Plakat PANNA JULIE

August Strindberg

Premiera

PANNA JULIE

„Panna Julie” to najczęściej grywana sztuka Strindberga, obok Ibsena, jednego z najwybitniejszych dramaturgów skandynawskich. Historia oparta na autentycznym zdarzeniu, które trafiło na pierwsze strony gazet, brzmi sensacyjne: oto w noc świętojańską córka hrabiego uwodzi służącego (lub odwrotnie), po tym wszystkim zaś –odbiera sobie życie. Nie jest to jednak takie proste, bowiem: bogata jest dusza ludzka i występek ma drugie oblicze, które bardzo przypomina cnotę. Fascynująca i wnikliwa opowieść o tłumionych obsesjach, o nierozstrzygalnej walce płci, bezwzględnej i destrukcyjnej sile namiętności i miejscu kobiety we współczesnym świecie. Jeden z najgłośniejszych tekstów powstałych w XIX wieku, który karierę zrobił sto lat później, uważany za wzór analizy psychologicznej. Ten skandalizujący niegdyś dramat na scenie naszego teatru, w świeżym i bardzo nowatorskim tłumaczeniu Mariusza Kalinowskiego, wyreżyserował uznany i wielokrotnie nagradzany Piotr Łazarkiewicz. W postać Panny Julie wcieliła się znakomita i bardzo popularna aktorka młodego pokolenia Maria Seweryn. Kilkanaście lat temu tę samą rolę u Andrzeja Wajdy zagrała jej matka- Krystyna Janda.

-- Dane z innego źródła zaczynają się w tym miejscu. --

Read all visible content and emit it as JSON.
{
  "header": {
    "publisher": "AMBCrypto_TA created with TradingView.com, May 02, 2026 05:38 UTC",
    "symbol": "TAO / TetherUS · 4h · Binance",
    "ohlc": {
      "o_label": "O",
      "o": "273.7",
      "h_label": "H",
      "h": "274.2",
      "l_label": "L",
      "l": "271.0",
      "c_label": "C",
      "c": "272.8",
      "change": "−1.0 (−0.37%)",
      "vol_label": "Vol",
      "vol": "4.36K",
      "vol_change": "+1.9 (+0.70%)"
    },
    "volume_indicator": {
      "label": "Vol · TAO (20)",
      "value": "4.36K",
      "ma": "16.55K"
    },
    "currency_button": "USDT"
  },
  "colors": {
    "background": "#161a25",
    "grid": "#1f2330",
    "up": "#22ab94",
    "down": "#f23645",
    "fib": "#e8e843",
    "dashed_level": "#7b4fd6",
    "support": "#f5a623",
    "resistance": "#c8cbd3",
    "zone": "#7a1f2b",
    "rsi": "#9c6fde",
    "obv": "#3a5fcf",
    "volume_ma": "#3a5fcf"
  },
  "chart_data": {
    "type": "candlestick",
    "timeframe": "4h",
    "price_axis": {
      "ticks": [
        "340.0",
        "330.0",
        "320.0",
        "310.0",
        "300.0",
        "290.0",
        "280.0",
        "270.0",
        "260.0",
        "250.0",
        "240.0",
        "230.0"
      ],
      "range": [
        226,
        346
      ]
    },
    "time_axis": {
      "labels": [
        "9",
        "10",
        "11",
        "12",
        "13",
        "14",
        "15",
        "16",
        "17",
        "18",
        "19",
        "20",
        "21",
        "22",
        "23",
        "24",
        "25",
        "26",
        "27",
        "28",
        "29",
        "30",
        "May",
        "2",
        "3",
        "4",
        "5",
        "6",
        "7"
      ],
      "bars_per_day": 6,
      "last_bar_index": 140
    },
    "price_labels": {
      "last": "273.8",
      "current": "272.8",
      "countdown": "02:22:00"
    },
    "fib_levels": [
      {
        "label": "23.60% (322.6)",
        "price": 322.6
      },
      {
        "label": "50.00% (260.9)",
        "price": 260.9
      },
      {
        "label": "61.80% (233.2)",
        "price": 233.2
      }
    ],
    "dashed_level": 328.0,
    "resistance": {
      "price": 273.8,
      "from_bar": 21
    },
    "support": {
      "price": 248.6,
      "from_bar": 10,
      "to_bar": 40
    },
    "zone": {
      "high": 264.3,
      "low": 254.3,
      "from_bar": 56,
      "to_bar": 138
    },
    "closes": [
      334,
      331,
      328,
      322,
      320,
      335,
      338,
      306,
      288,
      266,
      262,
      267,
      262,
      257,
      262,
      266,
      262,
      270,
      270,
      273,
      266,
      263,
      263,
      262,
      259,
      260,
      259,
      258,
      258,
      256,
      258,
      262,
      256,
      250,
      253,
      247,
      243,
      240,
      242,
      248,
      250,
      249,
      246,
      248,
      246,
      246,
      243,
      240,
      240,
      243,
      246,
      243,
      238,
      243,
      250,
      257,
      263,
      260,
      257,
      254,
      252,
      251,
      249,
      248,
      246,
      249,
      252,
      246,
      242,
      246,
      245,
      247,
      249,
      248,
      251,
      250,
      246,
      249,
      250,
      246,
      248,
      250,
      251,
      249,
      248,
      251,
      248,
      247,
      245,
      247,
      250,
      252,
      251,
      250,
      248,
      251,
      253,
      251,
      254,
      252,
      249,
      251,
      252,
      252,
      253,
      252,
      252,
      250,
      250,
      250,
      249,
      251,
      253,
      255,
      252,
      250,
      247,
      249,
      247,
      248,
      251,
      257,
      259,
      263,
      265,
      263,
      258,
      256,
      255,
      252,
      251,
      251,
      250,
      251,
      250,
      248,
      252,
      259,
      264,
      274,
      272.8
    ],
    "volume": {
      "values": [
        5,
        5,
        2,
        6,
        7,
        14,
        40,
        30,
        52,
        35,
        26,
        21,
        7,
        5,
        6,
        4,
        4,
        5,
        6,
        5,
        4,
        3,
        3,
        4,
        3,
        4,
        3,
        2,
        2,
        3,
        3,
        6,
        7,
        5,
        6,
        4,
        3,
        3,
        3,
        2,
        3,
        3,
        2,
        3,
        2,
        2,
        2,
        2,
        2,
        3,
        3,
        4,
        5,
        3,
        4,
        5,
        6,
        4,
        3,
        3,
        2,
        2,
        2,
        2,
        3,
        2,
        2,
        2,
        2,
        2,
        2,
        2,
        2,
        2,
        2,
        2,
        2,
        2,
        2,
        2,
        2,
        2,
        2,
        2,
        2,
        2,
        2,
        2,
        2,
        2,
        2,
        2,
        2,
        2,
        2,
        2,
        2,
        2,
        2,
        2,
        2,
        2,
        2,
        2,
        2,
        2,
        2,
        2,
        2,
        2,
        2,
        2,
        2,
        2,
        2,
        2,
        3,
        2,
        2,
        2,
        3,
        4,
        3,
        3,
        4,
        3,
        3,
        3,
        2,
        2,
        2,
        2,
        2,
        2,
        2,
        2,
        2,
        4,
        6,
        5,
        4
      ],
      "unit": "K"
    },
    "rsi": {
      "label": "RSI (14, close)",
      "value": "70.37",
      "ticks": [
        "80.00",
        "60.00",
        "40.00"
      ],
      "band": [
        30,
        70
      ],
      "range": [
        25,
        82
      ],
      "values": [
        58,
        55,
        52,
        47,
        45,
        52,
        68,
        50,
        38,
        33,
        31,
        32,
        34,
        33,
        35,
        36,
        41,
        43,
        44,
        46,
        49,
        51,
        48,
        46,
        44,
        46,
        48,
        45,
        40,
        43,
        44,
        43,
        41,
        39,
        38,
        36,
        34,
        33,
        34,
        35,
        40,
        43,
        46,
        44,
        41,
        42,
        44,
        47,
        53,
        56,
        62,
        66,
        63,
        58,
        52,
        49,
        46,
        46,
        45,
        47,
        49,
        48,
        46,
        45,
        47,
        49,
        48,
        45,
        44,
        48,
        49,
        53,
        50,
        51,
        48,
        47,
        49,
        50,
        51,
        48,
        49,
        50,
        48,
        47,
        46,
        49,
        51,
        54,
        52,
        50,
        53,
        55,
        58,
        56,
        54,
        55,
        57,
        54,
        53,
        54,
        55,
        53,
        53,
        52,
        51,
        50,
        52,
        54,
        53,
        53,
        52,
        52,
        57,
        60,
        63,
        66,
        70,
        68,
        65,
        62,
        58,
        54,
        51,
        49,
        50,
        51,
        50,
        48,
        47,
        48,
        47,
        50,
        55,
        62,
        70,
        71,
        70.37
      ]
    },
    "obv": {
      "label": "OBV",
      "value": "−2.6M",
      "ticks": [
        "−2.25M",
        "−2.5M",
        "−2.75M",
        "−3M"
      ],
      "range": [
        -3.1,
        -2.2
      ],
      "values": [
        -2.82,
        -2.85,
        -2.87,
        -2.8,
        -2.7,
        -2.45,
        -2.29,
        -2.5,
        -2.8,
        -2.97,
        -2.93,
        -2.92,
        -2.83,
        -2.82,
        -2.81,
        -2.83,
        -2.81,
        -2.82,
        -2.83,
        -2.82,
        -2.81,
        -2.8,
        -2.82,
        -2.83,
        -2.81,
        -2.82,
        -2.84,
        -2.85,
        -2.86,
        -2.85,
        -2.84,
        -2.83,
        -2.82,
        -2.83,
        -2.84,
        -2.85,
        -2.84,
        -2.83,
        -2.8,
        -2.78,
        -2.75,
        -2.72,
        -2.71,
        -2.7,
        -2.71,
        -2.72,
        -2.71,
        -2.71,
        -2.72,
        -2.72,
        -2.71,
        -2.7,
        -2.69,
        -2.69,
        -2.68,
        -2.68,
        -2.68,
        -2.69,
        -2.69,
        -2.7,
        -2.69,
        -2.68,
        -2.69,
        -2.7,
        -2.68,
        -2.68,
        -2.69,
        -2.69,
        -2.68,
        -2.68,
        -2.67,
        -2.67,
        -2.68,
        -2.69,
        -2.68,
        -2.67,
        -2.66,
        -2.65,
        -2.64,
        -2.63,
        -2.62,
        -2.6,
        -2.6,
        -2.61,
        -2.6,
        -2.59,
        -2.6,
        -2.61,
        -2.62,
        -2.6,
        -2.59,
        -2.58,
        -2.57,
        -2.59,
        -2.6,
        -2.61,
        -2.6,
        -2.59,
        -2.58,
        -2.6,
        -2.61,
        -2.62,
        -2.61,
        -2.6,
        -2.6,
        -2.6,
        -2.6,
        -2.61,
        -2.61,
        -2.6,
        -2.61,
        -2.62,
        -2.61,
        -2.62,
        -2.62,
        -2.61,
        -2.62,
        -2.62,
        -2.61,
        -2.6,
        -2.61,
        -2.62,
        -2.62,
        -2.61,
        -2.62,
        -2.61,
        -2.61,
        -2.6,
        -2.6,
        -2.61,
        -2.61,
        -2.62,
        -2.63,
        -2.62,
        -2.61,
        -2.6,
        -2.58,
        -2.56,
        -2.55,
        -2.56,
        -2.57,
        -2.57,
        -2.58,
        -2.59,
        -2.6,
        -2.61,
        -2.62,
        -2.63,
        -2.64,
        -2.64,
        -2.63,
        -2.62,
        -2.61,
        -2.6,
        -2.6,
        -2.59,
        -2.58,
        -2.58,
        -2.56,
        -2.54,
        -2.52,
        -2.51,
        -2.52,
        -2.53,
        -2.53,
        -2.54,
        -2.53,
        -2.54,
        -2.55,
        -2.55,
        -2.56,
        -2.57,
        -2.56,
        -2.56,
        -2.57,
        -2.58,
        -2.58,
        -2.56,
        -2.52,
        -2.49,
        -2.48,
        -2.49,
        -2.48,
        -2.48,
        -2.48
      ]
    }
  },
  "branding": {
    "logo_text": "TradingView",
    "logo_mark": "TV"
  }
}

Dramat Julie i Jeana również dziś mógłby się okazać dramatem każdego z nas. I właśnie dlatego „Panna Julie” jest wciąż tak aktualna i przejmująca.

Realizacja

Przekład: Mariusz Kalinowski
Scenografia: Katarzyna Sobańska
Muzyka: Antoni Łazarkiewicz
Reżyseria światła: Wojciech Todorow
Inspicjent: Maciej Sykała
Suflerka: Ewa Gawron


Czas trwania: 1 godzina 40 minut, bez przerwy

Występują

Recenzje

Na śmierć uwiedziona

Premierowego przedstawienia „Panny Julie” Augusta Strindberga w gdyńskim Teatrze Miejskim oczekiwaliśmy z ogromnym zainteresowaniem. Przyczyn było kilka. Po pierwsze – to jeden z najgłośniejszych tekstów XX wieku i zmierzenie się z nim zawsze wywołuje emocje. Córka hrabiego oddaje się w noc świętojańską lokajowi, po czym nie znajdując innego rozwiązania niż śmierć, w obawie przed skazaniem siebie na towarzyską banicję, popełnia samobójstwo.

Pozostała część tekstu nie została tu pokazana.